Imagine the scene.  It’s Friday night. It’s been a long, hard week. You’re slouching back on the sofa with your significant other. You’ve got the chocolate, the popcorn — you’re ready to let your imagination be whisked away for a couple of hours by whatever old movie is on TV…

See? That’s what you’re doing when you share your boring documentation instead of focusing on your audience’s experience. It may not be Friday night, it may not be the movies, but make no mistake, your audience wants to be entertained. By cutting-and-pasting information designed for personal/office use into a document intended for theatrical presentation, you risk boring your audience to tears.

Put yourself in your audience’s shoes: Why are they here? Did they really come to see you? Or did they come to escape their boring offices, their imprisoning screens, where they sit all day and stare at similarly dull documents. 

Many blame PowerPoint and its (untended) design philosophy. Me, I think it’s a historical accident: PowerPoint evolved in the same stable as Word and Excel. It felt natural to users to cut-and-paste stuff from one application to another.

These days, the old digital ecosystem — individual office computers equipped with common desktop (typically Microsoft) applications — has been transformed. Today we can watch the world’s best presentations online.

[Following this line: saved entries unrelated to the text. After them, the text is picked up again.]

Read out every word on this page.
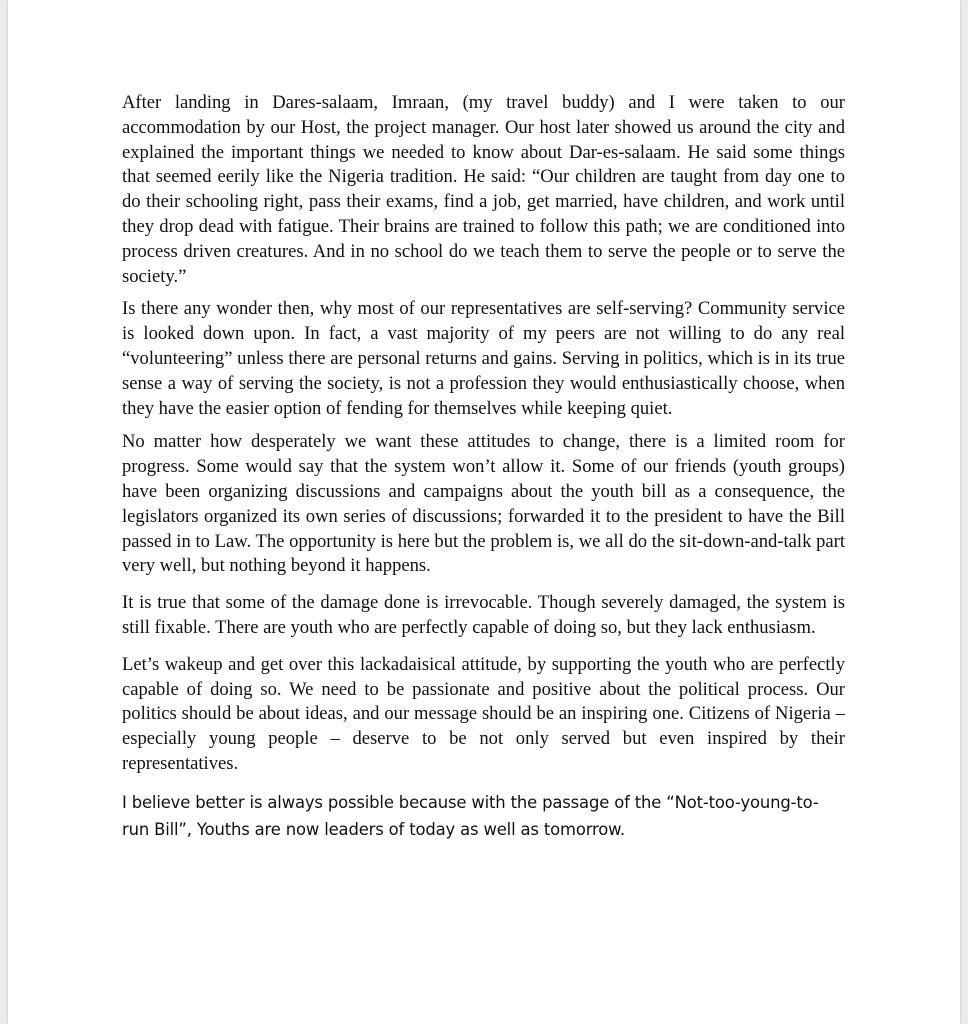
After landing in Dares-salaam, Imraan, (my travel buddy) and I were taken to our accommodation by our Host, the project manager. Our host later showed us around the city and explained the important things we needed to know about Dar-es-salaam. He said some things that seemed eerily like the Nigeria tradition. He said: “Our children are taught from day one to do their schooling right, pass their exams, find a job, get married, have children, and work until they drop dead with fatigue. Their brains are trained to follow this path; we are conditioned into process driven creatures. And in no school do we teach them to serve the people or to serve the society.”

Is there any wonder then, why most of our representatives are self-serving? Community service is looked down upon. In fact, a vast majority of my peers are not willing to do any real “volunteering” unless there are personal returns and gains. Serving in politics, which is in its true sense a way of serving the society, is not a profession they would enthusiastically choose, when they have the easier option of fending for themselves while keeping quiet.

No matter how desperately we want these attitudes to change, there is a limited room for progress. Some would say that the system won’t allow it. Some of our friends (youth groups) have been organizing discussions and campaigns about the youth bill as a consequence, the legislators organized its own series of discussions; forwarded it to the president to have the Bill passed in to Law. The opportunity is here but the problem is, we all do the sit-down-and-talk part very well, but nothing beyond it happens.

It is true that some of the damage done is irrevocable. Though severely damaged, the system is still fixable. There are youth who are perfectly capable of doing so, but they lack enthusiasm.

Let’s wakeup and get over this lackadaisical attitude, by supporting the youth who are perfectly capable of doing so. We need to be passionate and positive about the political process. Our politics should be about ideas, and our message should be an inspiring one. Citizens of Nigeria – especially young people – deserve to be not only served but even inspired by their representatives.

I believe better is always possible because with the passage of the “Not-too-young-to-run Bill”, Youths are now leaders of today as well as tomorrow.
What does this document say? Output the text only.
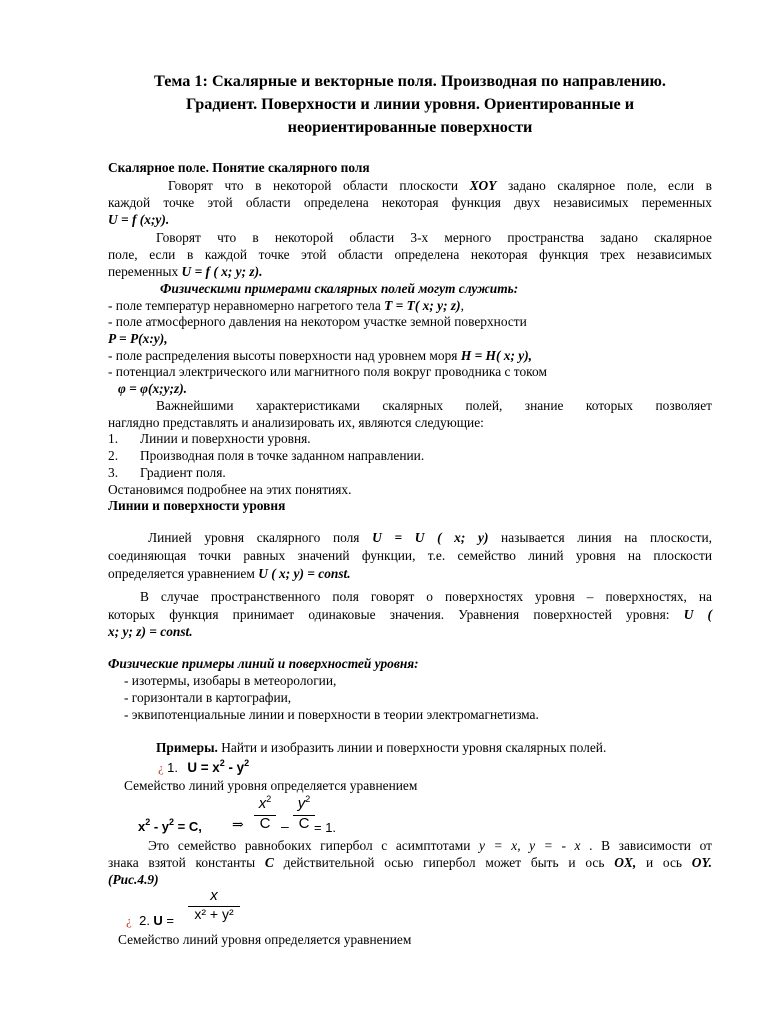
Тема 1: Скалярные и векторные поля. Производная по направлению.
Градиент. Поверхности и линии уровня. Ориентированные и
неориентированные поверхности
Скалярное поле. Понятие скалярного поля
Говорят что в некоторой области плоскости XOY задано скалярное поле, если в
каждой точке этой области определена некоторая функция двух независимых переменных
U = f (x;y).
Говорят что в некоторой области 3-х мерного пространства задано скалярное
поле, если в каждой точке этой области определена некоторая функция трех независимых
переменных U = f ( x; y; z).
Физическими примерами скалярных полей могут служить:
- поле температур неравномерно нагретого тела T = T( x; y; z),
- поле атмосферного давления на некотором участке земной поверхности
P = P(x:y),
- поле распределения высоты поверхности над уровнем моря H = H( x; y),
- потенциал электрического или магнитного поля вокруг проводника с током
φ = φ(x;y;z).
Важнейшими характеристиками скалярных полей, знание которых позволяет
наглядно представлять и анализировать их, являются следующие:
1. Линии и поверхности уровня.
2. Производная поля в точке заданном направлении.
3. Градиент поля.
Остановимся подробнее на этих понятиях.
Линии и поверхности уровня
Линией уровня скалярного поля U = U ( x; y) называется линия на плоскости,
соединяющая точки равных значений функции, т.е. семейство линий уровня на плоскости
определяется уравнением U ( x; y) = const.
В случае пространственного поля говорят о поверхностях уровня – поверхностях, на
которых функция принимает одинаковые значения. Уравнения поверхностей уровня: U (
x; y; z) = const.
Физические примеры линий и поверхностей уровня:
- изотермы, изобары в метеорологии,
- горизонтали в картографии,
- эквипотенциальные линии и поверхности в теории электромагнетизма.
Примеры. Найти и изобразить линии и поверхности уровня скалярных полей.
¿ 1. $U = x^2 - y^2$
Семейство линий уровня определяется уравнением
$x^2 - y^2 = C$, ⇒
$x^2$
C –
$y^2$
C = 1.
Это семейство равнобоких гипербол с асимптотами y = x, y = - x . В зависимости от
знака взятой константы C действительной осью гипербол может быть и ось OX, и ось OY.
(Рис.4.9)
¿ 2. U =
x
x² + y²
Семейство линий уровня определяется уравнением
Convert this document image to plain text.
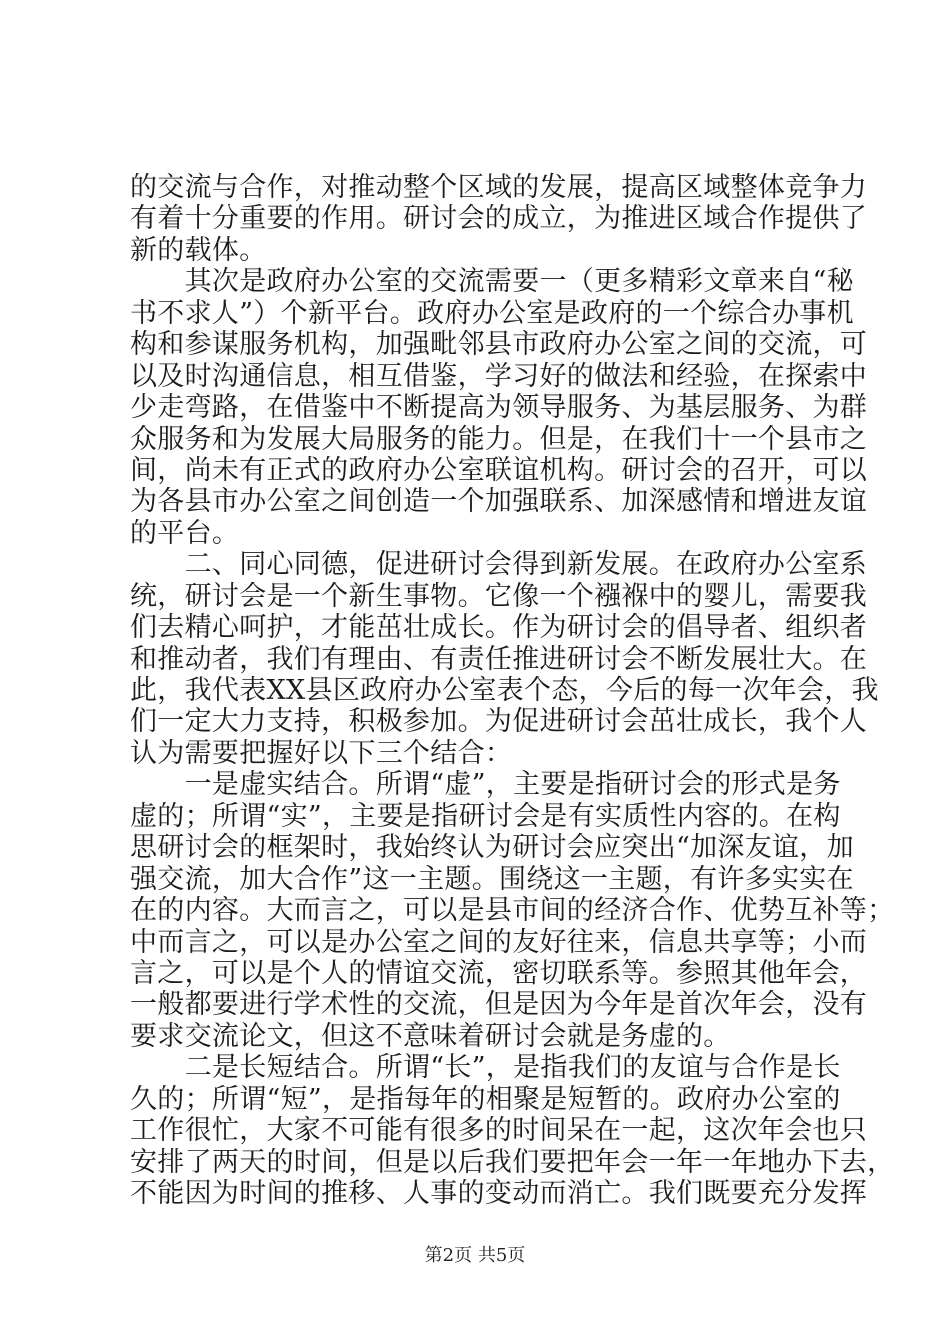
的交流与合作，对推动整个区域的发展，提高区域整体竞争力
有着十分重要的作用。研讨会的成立，为推进区域合作提供了
新的载体。
　　其次是政府办公室的交流需要一（更多精彩文章来自“秘
书不求人”）个新平台。政府办公室是政府的一个综合办事机
构和参谋服务机构，加强毗邻县市政府办公室之间的交流，可
以及时沟通信息，相互借鉴，学习好的做法和经验，在探索中
少走弯路，在借鉴中不断提高为领导服务、为基层服务、为群
众服务和为发展大局服务的能力。但是，在我们十一个县市之
间，尚未有正式的政府办公室联谊机构。研讨会的召开，可以
为各县市办公室之间创造一个加强联系、加深感情和增进友谊
的平台。
　　二、同心同德，促进研讨会得到新发展。在政府办公室系
统，研讨会是一个新生事物。它像一个襁褓中的婴儿，需要我
们去精心呵护，才能茁壮成长。作为研讨会的倡导者、组织者
和推动者，我们有理由、有责任推进研讨会不断发展壮大。在
此，我代表XX县区政府办公室表个态，今后的每一次年会，我
们一定大力支持，积极参加。为促进研讨会茁壮成长，我个人
认为需要把握好以下三个结合：
　　一是虚实结合。所谓“虚”，主要是指研讨会的形式是务
虚的；所谓“实”，主要是指研讨会是有实质性内容的。在构
思研讨会的框架时，我始终认为研讨会应突出“加深友谊，加
强交流，加大合作”这一主题。围绕这一主题，有许多实实在
在的内容。大而言之，可以是县市间的经济合作、优势互补等；
中而言之，可以是办公室之间的友好往来，信息共享等；小而
言之，可以是个人的情谊交流，密切联系等。参照其他年会，
一般都要进行学术性的交流，但是因为今年是首次年会，没有
要求交流论文，但这不意味着研讨会就是务虚的。
　　二是长短结合。所谓“长”，是指我们的友谊与合作是长
久的；所谓“短”，是指每年的相聚是短暂的。政府办公室的
工作很忙，大家不可能有很多的时间呆在一起，这次年会也只
安排了两天的时间，但是以后我们要把年会一年一年地办下去，
不能因为时间的推移、人事的变动而消亡。我们既要充分发挥
第2页 共5页
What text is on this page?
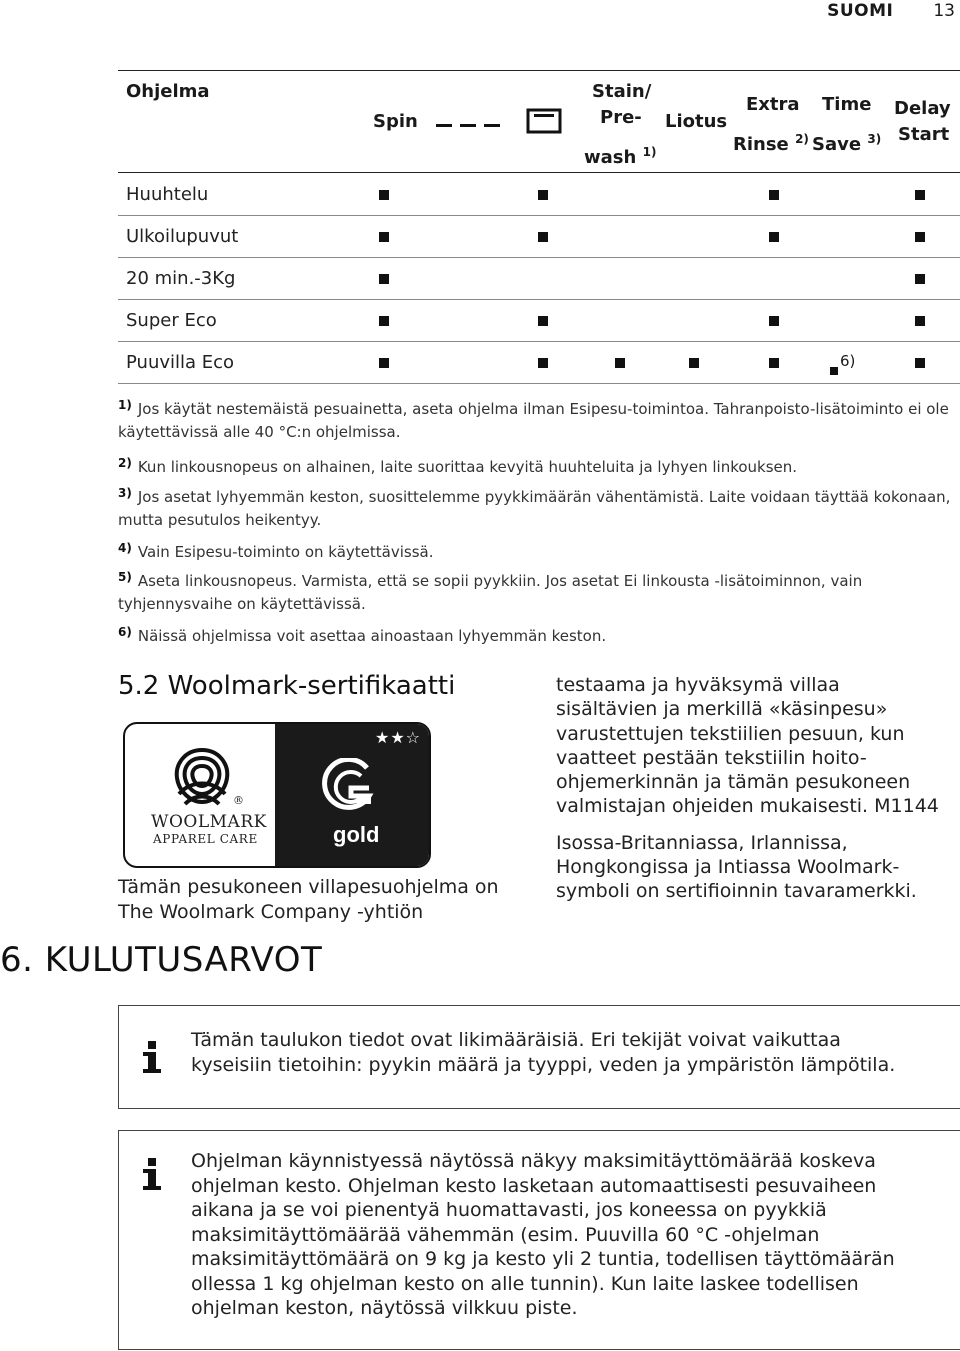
SUOMI 13
Ohjelma
Spin
Stain/
Pre-
wash $^{1)}$
Liotus
Extra
Rinse $^{2)}$
Time
Save $^{3)}$
Delay
Start
Huuhtelu
Ulkoilupuvut
20 min.-3Kg
Super Eco
Puuvilla Eco	6)
$^{1)}$ Jos käytät nestemäistä pesuainetta, aseta ohjelma ilman Esipesu-toimintoa. Tahranpoisto-lisätoiminto ei ole käytettävissä alle 40 °C:n ohjelmissa.
$^{2)}$ Kun linkousnopeus on alhainen, laite suorittaa kevyitä huuhteluita ja lyhyen linkouksen.
$^{3)}$ Jos asetat lyhyemmän keston, suosittelemme pyykkimäärän vähentämistä. Laite voidaan täyttää kokonaan, mutta pesutulos heikentyy.
$^{4)}$ Vain Esipesu-toiminto on käytettävissä.
$^{5)}$ Aseta linkousnopeus. Varmista, että se sopii pyykkiin. Jos asetat Ei linkousta -lisätoiminnon, vain tyhjennysvaihe on käytettävissä.
$^{6)}$ Näissä ohjelmissa voit asettaa ainoastaan lyhyemmän keston.
5.2 Woolmark-sertifikaatti
®
WOOLMARK
APPAREL CARE
★★☆
gold
Tämän pesukoneen villapesuohjelma on The Woolmark Company -yhtiön

testaama ja hyväksymä villaa sisältävien ja merkillä «käsinpesu» varustettujen tekstiilien pesuun, kun vaatteet pestään tekstiilin hoito-ohjemerkinnän ja tämän pesukoneen valmistajan ohjeiden mukaisesti. M1144

Isossa-Britanniassa, Irlannissa, Hongkongissa ja Intiassa Woolmark-symboli on sertifioinnin tavaramerkki.

6. KULUTUSARVOT
Tämän taulukon tiedot ovat likimääräisiä. Eri tekijät voivat vaikuttaa kyseisiin tietoihin: pyykin määrä ja tyyppi, veden ja ympäristön lämpötila.
Ohjelman käynnistyessä näytössä näkyy maksimitäyttömäärää koskeva ohjelman kesto. Ohjelman kesto lasketaan automaattisesti pesuvaiheen aikana ja se voi pienentyä huomattavasti, jos koneessa on pyykkiä maksimitäyttömäärää vähemmän (esim. Puuvilla 60 °C -ohjelman maksimitäyttömäärä on 9 kg ja kesto yli 2 tuntia, todellisen täyttömäärän ollessa 1 kg ohjelman kesto on alle tunnin). Kun laite laskee todellisen ohjelman keston, näytössä vilkkuu piste.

A new set of design principles is emerging around these world-class slide presentations. Here are some tips I can share, based on observed best practices mixed with personal suggestions:

  • Use no more than two different font faces in your presentation
  • Use fonts with personality instead of the standard fonts that come on your computer
  • Use a large font face (point sizes above 50 and higher)
  • Embed the font when you save so it won’t be substituted if you share the file (embedding doesn’t work Mac — an alternative is to save as a PDF; also, embedding only works with TrueType fonts)
  • Use a bold colour scheme with high contrast and no more than three colours
  • Be minimal — avoid the usual PowerPoint frills (headers, borders, etc.) that you see in PowerPoint templates
  • Include no more than 10 words (preferably less) per slide
  • Make use of powerful images — Flickr: Creative Commons is a great source
  • Try to convey one simple message per slide — no more
  • At all times, consider the presentation from your audience’s point of view
  • Don’t bombard them with information — focus on getting around three big messages across
  • Get those three messages across in an entertaining way
  • Try to work a flow — a story — into your presentation (beginning, middle, end — with ups and downs)
  • Include some surprises / delights — unexpected slides, things your audience wouldn’t have seen coming
  • NEVER use humour (just kidding, obviously!)

But I have one last tip to help you to make your presentation unforgettable. It was the mantra of late, great adman Paul Arden:

Be Brave

Arden once had to address a large conference. For forty minutes, an actor stood beside him speaking gobbledygook, while Arden flipped through a series of utterly meaningless visual charts. In one way, the presentation was totally boring. Some of the attendees grew angry and walked out. But Arden was making a point.

And nobody who saw it ever forgot that presentation.